Cahier n° 4, folio 57-58, et page 130 de l'Intégrale des Mémoires d'un paysan bas-breton :

Nous avions alors un vieux journalier qui logeait à la ferme. C'était un vieux soldat de Louis-Philippe qui n'avait rien appris pendant son congé [1], pas même à parler français. En revanche, il n'avait rien oublié, non plus, des superstitions de son pays. Il était de Briec, grand pays de légendes et de superstitions, on ne l'entendait jamais causer que de lutins, de couriquets, de revenants et des conjurations, et affirmait toujours avoir vu tout ce qu'il racontait.
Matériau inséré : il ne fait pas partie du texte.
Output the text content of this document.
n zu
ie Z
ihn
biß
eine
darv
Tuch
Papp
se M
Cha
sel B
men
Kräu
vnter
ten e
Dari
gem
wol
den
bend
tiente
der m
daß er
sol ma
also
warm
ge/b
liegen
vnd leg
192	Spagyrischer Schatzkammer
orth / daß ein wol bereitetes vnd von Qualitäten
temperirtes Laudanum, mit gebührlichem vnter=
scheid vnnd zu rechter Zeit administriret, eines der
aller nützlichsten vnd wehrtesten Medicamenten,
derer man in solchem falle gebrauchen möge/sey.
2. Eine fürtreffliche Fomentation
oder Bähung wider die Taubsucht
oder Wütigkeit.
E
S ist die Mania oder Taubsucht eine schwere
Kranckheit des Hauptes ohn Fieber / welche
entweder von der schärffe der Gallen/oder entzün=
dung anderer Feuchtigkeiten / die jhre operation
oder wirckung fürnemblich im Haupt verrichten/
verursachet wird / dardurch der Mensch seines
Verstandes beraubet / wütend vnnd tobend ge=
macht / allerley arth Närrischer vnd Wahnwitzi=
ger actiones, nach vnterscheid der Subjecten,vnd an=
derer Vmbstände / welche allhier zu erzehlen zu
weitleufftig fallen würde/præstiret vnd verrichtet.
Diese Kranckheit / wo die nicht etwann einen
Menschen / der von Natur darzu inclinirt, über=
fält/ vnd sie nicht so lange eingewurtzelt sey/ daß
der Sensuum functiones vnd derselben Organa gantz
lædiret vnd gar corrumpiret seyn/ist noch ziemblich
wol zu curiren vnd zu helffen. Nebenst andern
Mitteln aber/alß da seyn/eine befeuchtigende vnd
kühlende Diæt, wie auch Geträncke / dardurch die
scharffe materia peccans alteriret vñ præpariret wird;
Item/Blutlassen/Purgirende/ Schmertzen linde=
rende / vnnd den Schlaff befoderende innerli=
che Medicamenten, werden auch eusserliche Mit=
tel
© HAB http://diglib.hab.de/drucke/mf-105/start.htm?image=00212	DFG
Ainsi, il disait avoir connu deux jeunes filles de mauvaises moeurs qui avaient été condamnées d'aller en enfer, où elles servaient de juments au diable ; il les avait vues voyager sous cette forme, toujours montées par de beaux cavaliers.

Un jour, une d'elles était arrêtée chez un maréchal-ferrant pour renouveler ses fers. Le maréchal et ses assistants furent étonnés de voir que cette belle jument avait de jolis pieds de femme ; et elle dit au maréchal de lui mettre des chiffons entre les pieds et les fers ! Mais lorsque le maréchal entendit sa voix et comprit qui elle était, il dit : « Oh oui, te mettre des chiffons sous les pieds, à toi salopen ! Je vais te mettre des fers rouges, oui ! », et il le fit, aux grandes exclamations de la damnée. Mais, en partant, elle dit au maréchal qu'elle se souviendrait de lui, et elle se souvint en effet, car cet ingrat et inhumain n'eut plus que malheur et misère le restant de ses jours, et on disait qu'il était encore damné par dessus le marché.
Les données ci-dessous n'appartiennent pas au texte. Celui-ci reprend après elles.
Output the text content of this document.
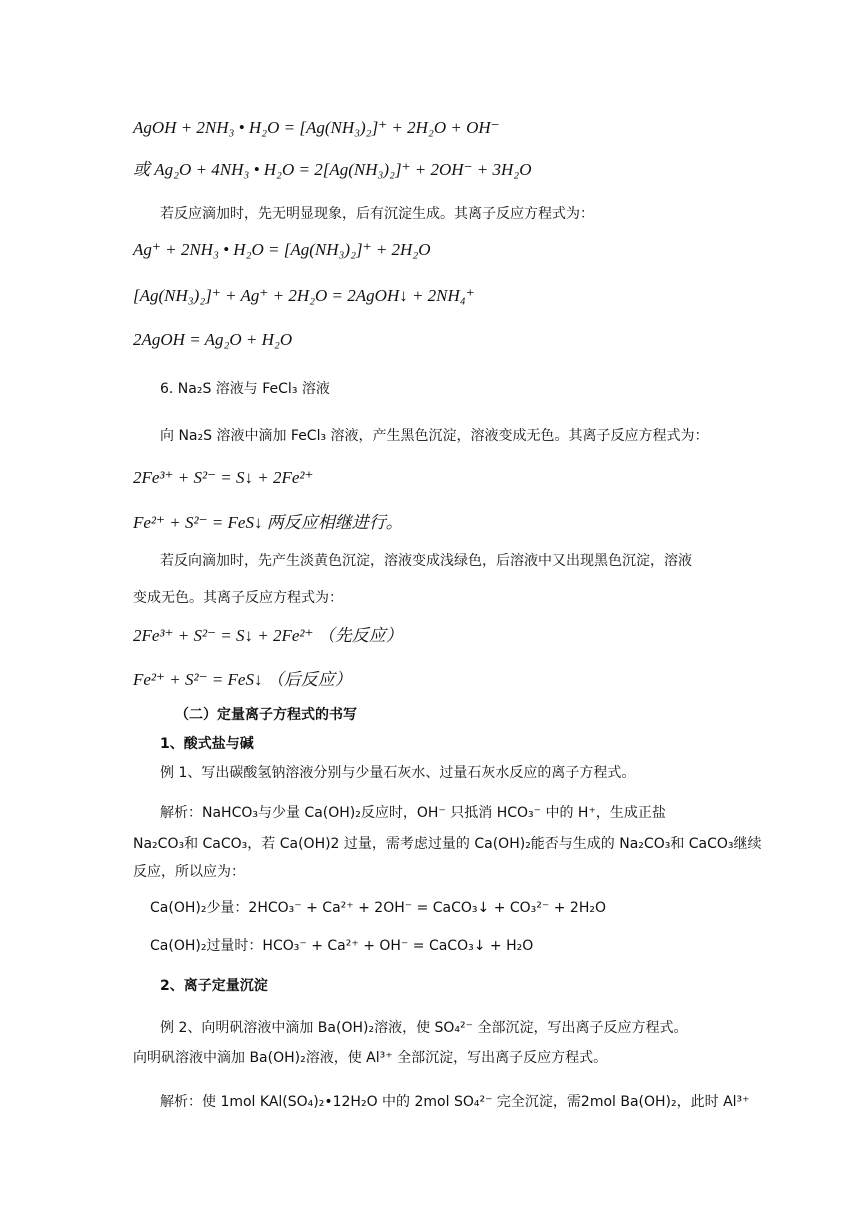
AgOH + 2NH₃ • H₂O = [Ag(NH₃)₂]⁺ + 2H₂O + OH⁻
或 Ag₂O + 4NH₃ • H₂O = 2[Ag(NH₃)₂]⁺ + 2OH⁻ + 3H₂O
若反应滴加时，先无明显现象，后有沉淀生成。其离子反应方程式为：
Ag⁺ + 2NH₃ • H₂O = [Ag(NH₃)₂]⁺ + 2H₂O
[Ag(NH₃)₂]⁺ + Ag⁺ + 2H₂O = 2AgOH↓ + 2NH₄⁺
2AgOH = Ag₂O + H₂O
6. Na₂S 溶液与 FeCl₃ 溶液
向 Na₂S 溶液中滴加 FeCl₃ 溶液，产生黑色沉淀，溶液变成无色。其离子反应方程式为：
2Fe³⁺ + S²⁻ = S↓ + 2Fe²⁺
Fe²⁺ + S²⁻ = FeS↓ 两反应相继进行。
若反向滴加时，先产生淡黄色沉淀，溶液变成浅绿色，后溶液中又出现黑色沉淀，溶液
变成无色。其离子反应方程式为：
2Fe³⁺ + S²⁻ = S↓ + 2Fe²⁺ （先反应）
Fe²⁺ + S²⁻ = FeS↓ （后反应）
（二）定量离子方程式的书写
1、酸式盐与碱
例 1、写出碳酸氢钠溶液分别与少量石灰水、过量石灰水反应的离子方程式。
解析：NaHCO₃与少量 Ca(OH)₂反应时，OH⁻ 只抵消 HCO₃⁻ 中的 H⁺，生成正盐
Na₂CO₃和 CaCO₃，若 Ca(OH)2 过量，需考虑过量的 Ca(OH)₂能否与生成的 Na₂CO₃和 CaCO₃继续
反应，所以应为：
Ca(OH)₂少量：2HCO₃⁻ + Ca²⁺ + 2OH⁻ = CaCO₃↓ + CO₃²⁻ + 2H₂O
Ca(OH)₂过量时：HCO₃⁻ + Ca²⁺ + OH⁻ = CaCO₃↓ + H₂O
2、离子定量沉淀
例 2、向明矾溶液中滴加 Ba(OH)₂溶液，使 SO₄²⁻ 全部沉淀，写出离子反应方程式。
向明矾溶液中滴加 Ba(OH)₂溶液，使 Al³⁺ 全部沉淀，写出离子反应方程式。
解析：使 1mol KAl(SO₄)₂•12H₂O 中的 2mol SO₄²⁻ 完全沉淀，需2mol Ba(OH)₂，此时 Al³⁺
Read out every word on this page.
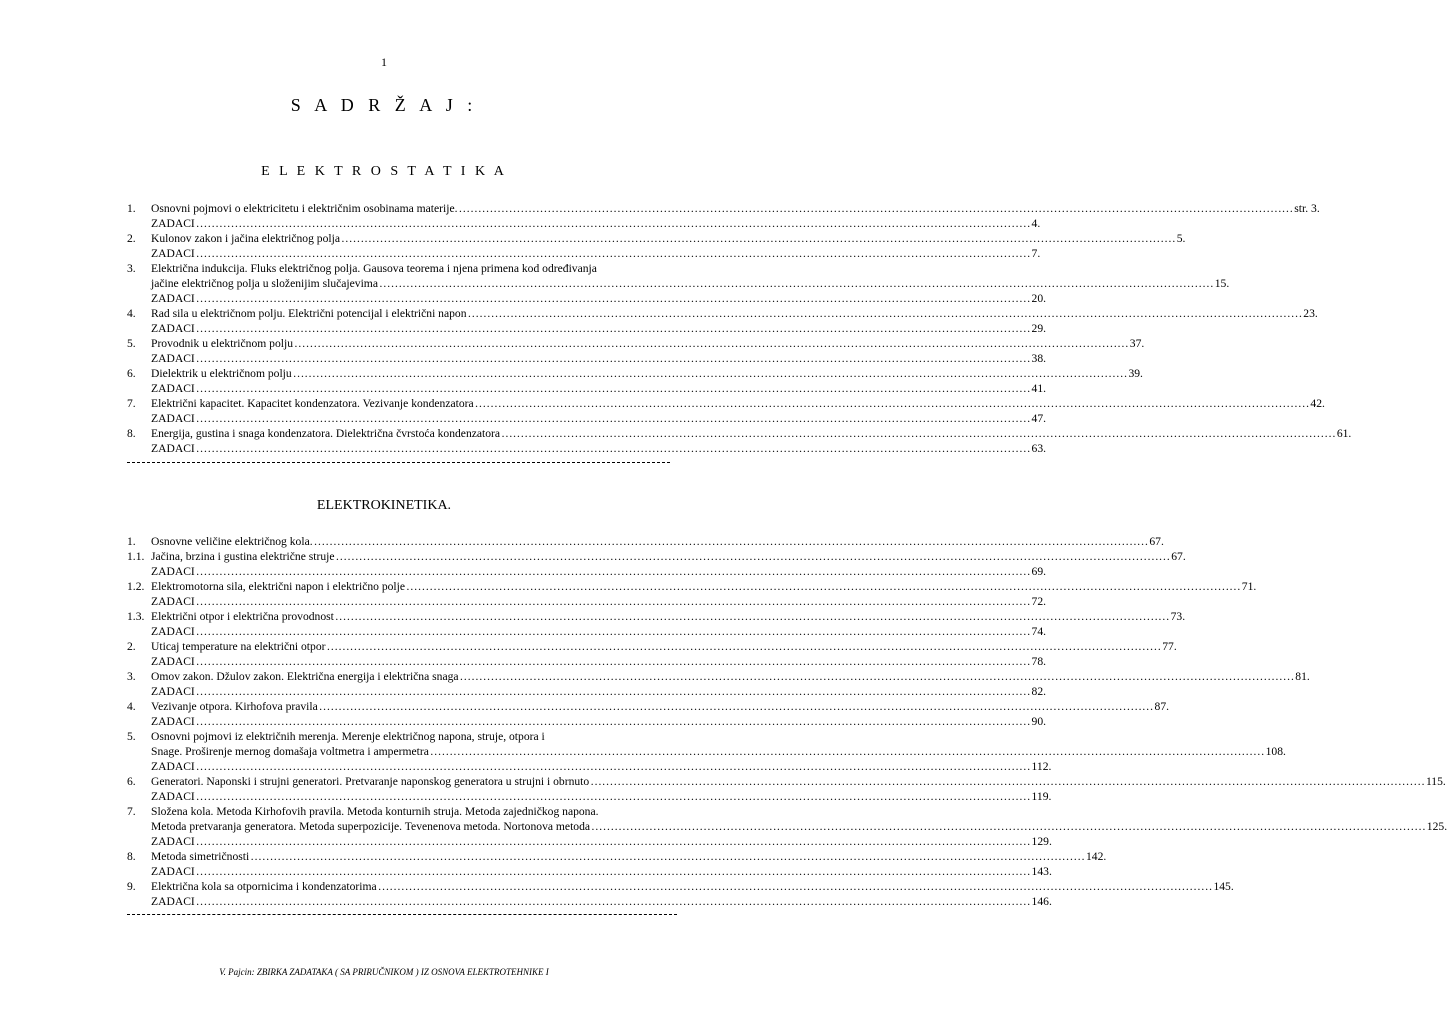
1
S A D R Ž A J :
E L E K T R O S T A T I K A
1.	Osnovni pojmovi o elektricitetu i električnim osobinama materije. ………………………………………………………………………………………………………………………………………………………………………………………………	str. 3.
ZADACI ………………………………………………………………………………………………………………………………………………………………………………………………	4.
2.	Kulonov zakon i jačina električnog polja ………………………………………………………………………………………………………………………………………………………………………………………………	5.
ZADACI ………………………………………………………………………………………………………………………………………………………………………………………………	7.
3.	Električna indukcija. Fluks električnog polja. Gausova teorema i njena primena kod određivanja
jačine električnog polja u složenijim slučajevima ………………………………………………………………………………………………………………………………………………………………………………………………	15.
ZADACI ………………………………………………………………………………………………………………………………………………………………………………………………	20.
4.	Rad sila u električnom polju. Električni potencijal i električni napon ………………………………………………………………………………………………………………………………………………………………………………………………	23.
ZADACI ………………………………………………………………………………………………………………………………………………………………………………………………	29.
5.	Provodnik u električnom polju ………………………………………………………………………………………………………………………………………………………………………………………………	37.
ZADACI ………………………………………………………………………………………………………………………………………………………………………………………………	38.
6.	Dielektrik u električnom polju ………………………………………………………………………………………………………………………………………………………………………………………………	39.
ZADACI ………………………………………………………………………………………………………………………………………………………………………………………………	41.
7.	Električni kapacitet. Kapacitet kondenzatora. Vezivanje kondenzatora ………………………………………………………………………………………………………………………………………………………………………………………………	42.
ZADACI ………………………………………………………………………………………………………………………………………………………………………………………………	47.
8.	Energija, gustina i snaga kondenzatora. Dielektrična čvrstoća kondenzatora ………………………………………………………………………………………………………………………………………………………………………………………………	61.
ZADACI ………………………………………………………………………………………………………………………………………………………………………………………………	63.
ELEKTROKINETIKA.
1.	Osnovne veličine električnog kola. ………………………………………………………………………………………………………………………………………………………………………………………………	67.
1.1. Jačina, brzina i gustina električne struje ………………………………………………………………………………………………………………………………………………………………………………………………	67.
ZADACI ………………………………………………………………………………………………………………………………………………………………………………………………	69.
1.2. Elektromotorna sila, električni napon i električno polje ………………………………………………………………………………………………………………………………………………………………………………………………	71.
ZADACI ………………………………………………………………………………………………………………………………………………………………………………………………	72.
1.3. Električni otpor i električna provodnost ………………………………………………………………………………………………………………………………………………………………………………………………	73.
ZADACI ………………………………………………………………………………………………………………………………………………………………………………………………	74.
2.	Uticaj temperature na električni otpor ………………………………………………………………………………………………………………………………………………………………………………………………	77.
ZADACI ………………………………………………………………………………………………………………………………………………………………………………………………	78.
3.	Omov zakon. Džulov zakon. Električna energija i električna snaga ………………………………………………………………………………………………………………………………………………………………………………………………	81.
ZADACI ………………………………………………………………………………………………………………………………………………………………………………………………	82.
4.	Vezivanje otpora. Kirhofova pravila ………………………………………………………………………………………………………………………………………………………………………………………………	87.
ZADACI ………………………………………………………………………………………………………………………………………………………………………………………………	90.
5.	Osnovni pojmovi iz električnih merenja. Merenje električnog napona, struje, otpora i
Snage. Proširenje mernog domašaja voltmetra i ampermetra ………………………………………………………………………………………………………………………………………………………………………………………………	108.
ZADACI ………………………………………………………………………………………………………………………………………………………………………………………………	112.
6.	Generatori. Naponski i strujni generatori. Pretvaranje naponskog generatora u strujni i obrnuto ………………………………………………………………………………………………………………………………………………………………………………………………	115.
ZADACI ………………………………………………………………………………………………………………………………………………………………………………………………	119.
7.	Složena kola. Metoda Kirhofovih pravila. Metoda konturnih struja. Metoda zajedničkog napona.
Metoda pretvaranja generatora. Metoda superpozicije. Tevenenova metoda. Nortonova metoda ………………………………………………………………………………………………………………………………………………………………………………………………	125.
ZADACI ………………………………………………………………………………………………………………………………………………………………………………………………	129.
8.	Metoda simetričnosti ………………………………………………………………………………………………………………………………………………………………………………………………	142.
ZADACI ………………………………………………………………………………………………………………………………………………………………………………………………	143.
9.	Električna kola sa otpornicima i kondenzatorima ………………………………………………………………………………………………………………………………………………………………………………………………	145.
ZADACI ………………………………………………………………………………………………………………………………………………………………………………………………	146.
V. Pajcin: ZBIRKA ZADATAKA ( SA PRIRUČNIKOM ) IZ OSNOVA ELEKTROTEHNIKE I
Almanach des traditions bretonnes de Guy Ganachaud, page du 15 décmbre :

15 décembre Sainte Ninon (Nina, Christiane, Chrétienne) et sant Yann Diarhen.

Déportée en Géorgie, vers les années 340, Ninon y prêche l'Evangile, parvient même à convertir le roi. (Sous le prénom de Nina, cette sainte est fêtée le 14 janvier).

LES JUMENTS DU DIABLE

La paroisse d'Ergué-Galéric, dans le Finistère, n'était pas seulement connue, au siècle dernier, par son pardon de Kerdévot — où l'on se restaurait si bien que l'on appelait parfois cette fête le « pardon de Kerfricot » ; elle avait un paroissien, journalier de son état, ancien soldat dans les armées du roi Louis-Philippe. Il a toujours affirmé avoir connu deux filles à soldats, qui avaient été précipitées dans « l'enfer froid » toutes vives. Elles y étaient devenues les juments du diable.
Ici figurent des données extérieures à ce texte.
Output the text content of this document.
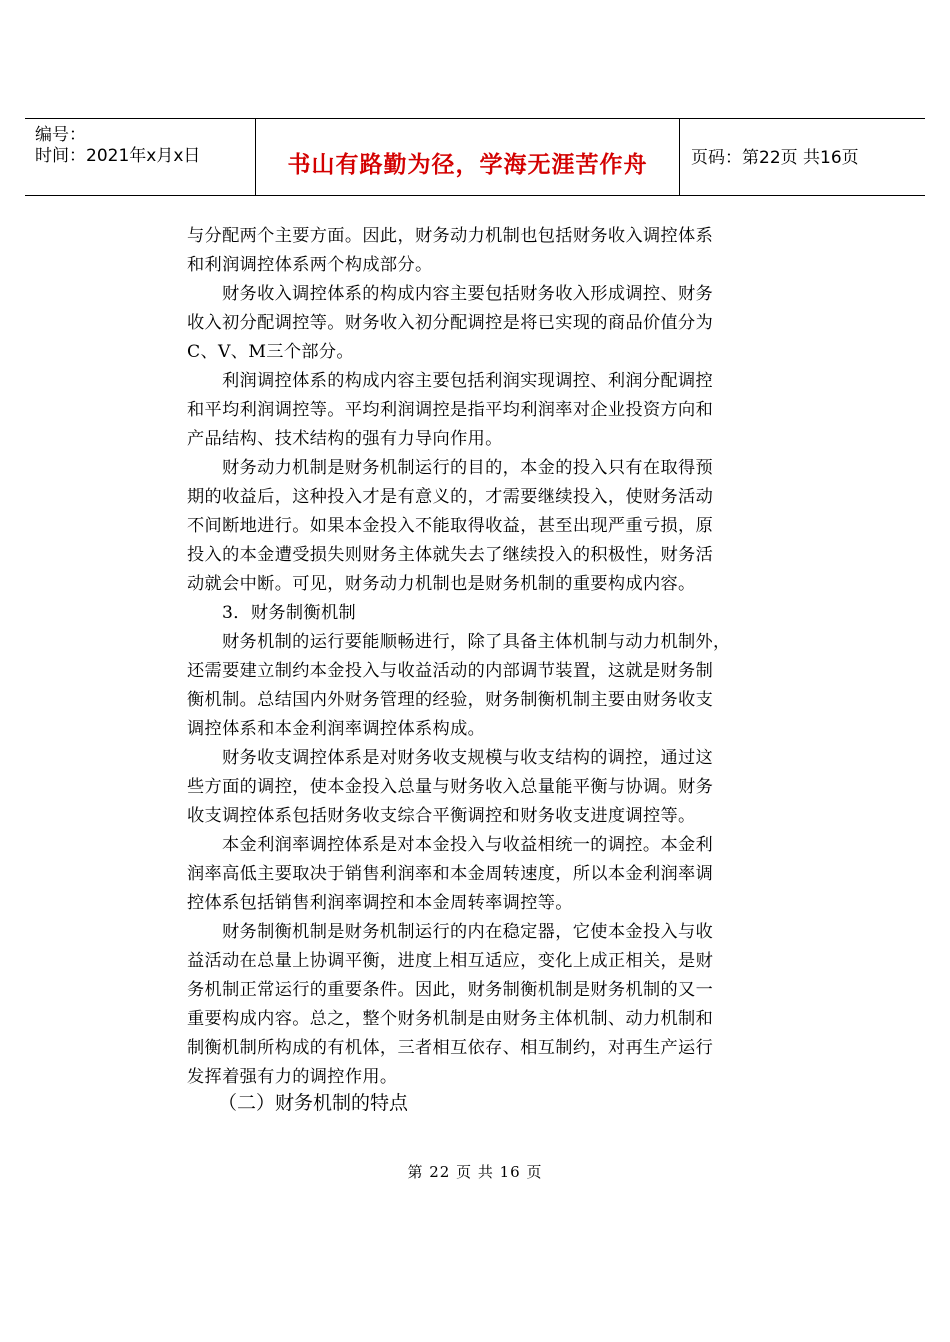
编号：
时间：2021年x月x日	书山有路勤为径，学海无涯苦作舟	页码：第22页 共16页
与分配两个主要方面。因此，财务动力机制也包括财务收入调控体系
和利润调控体系两个构成部分。
财务收入调控体系的构成内容主要包括财务收入形成调控、财务
收入初分配调控等。财务收入初分配调控是将已实现的商品价值分为
C、V、M三个部分。
利润调控体系的构成内容主要包括利润实现调控、利润分配调控
和平均利润调控等。平均利润调控是指平均利润率对企业投资方向和
产品结构、技术结构的强有力导向作用。
财务动力机制是财务机制运行的目的，本金的投入只有在取得预
期的收益后，这种投入才是有意义的，才需要继续投入，使财务活动
不间断地进行。如果本金投入不能取得收益，甚至出现严重亏损，原
投入的本金遭受损失则财务主体就失去了继续投入的积极性，财务活
动就会中断。可见，财务动力机制也是财务机制的重要构成内容。
3．财务制衡机制
财务机制的运行要能顺畅进行，除了具备主体机制与动力机制外，
还需要建立制约本金投入与收益活动的内部调节装置，这就是财务制
衡机制。总结国内外财务管理的经验，财务制衡机制主要由财务收支
调控体系和本金利润率调控体系构成。
财务收支调控体系是对财务收支规模与收支结构的调控，通过这
些方面的调控，使本金投入总量与财务收入总量能平衡与协调。财务
收支调控体系包括财务收支综合平衡调控和财务收支进度调控等。
本金利润率调控体系是对本金投入与收益相统一的调控。本金利
润率高低主要取决于销售利润率和本金周转速度，所以本金利润率调
控体系包括销售利润率调控和本金周转率调控等。
财务制衡机制是财务机制运行的内在稳定器，它使本金投入与收
益活动在总量上协调平衡，进度上相互适应，变化上成正相关，是财
务机制正常运行的重要条件。因此，财务制衡机制是财务机制的又一
重要构成内容。总之，整个财务机制是由财务主体机制、动力机制和
制衡机制所构成的有机体，三者相互依存、相互制约，对再生产运行
发挥着强有力的调控作用。
（二）财务机制的特点
第 22 页 共 16 页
A plusieurs reprises, ces juments lui étaient apparues, que montaient de fringants cavaliers. L'histoire ne dit pas si quelques moques de cidre, elles aussi, étaient passées par là ...

Annotations

  1. 1,0 et 1,1 Congé : période de service militaire. Il était de sept ans à l'époque de Jean-Marie Déguignet.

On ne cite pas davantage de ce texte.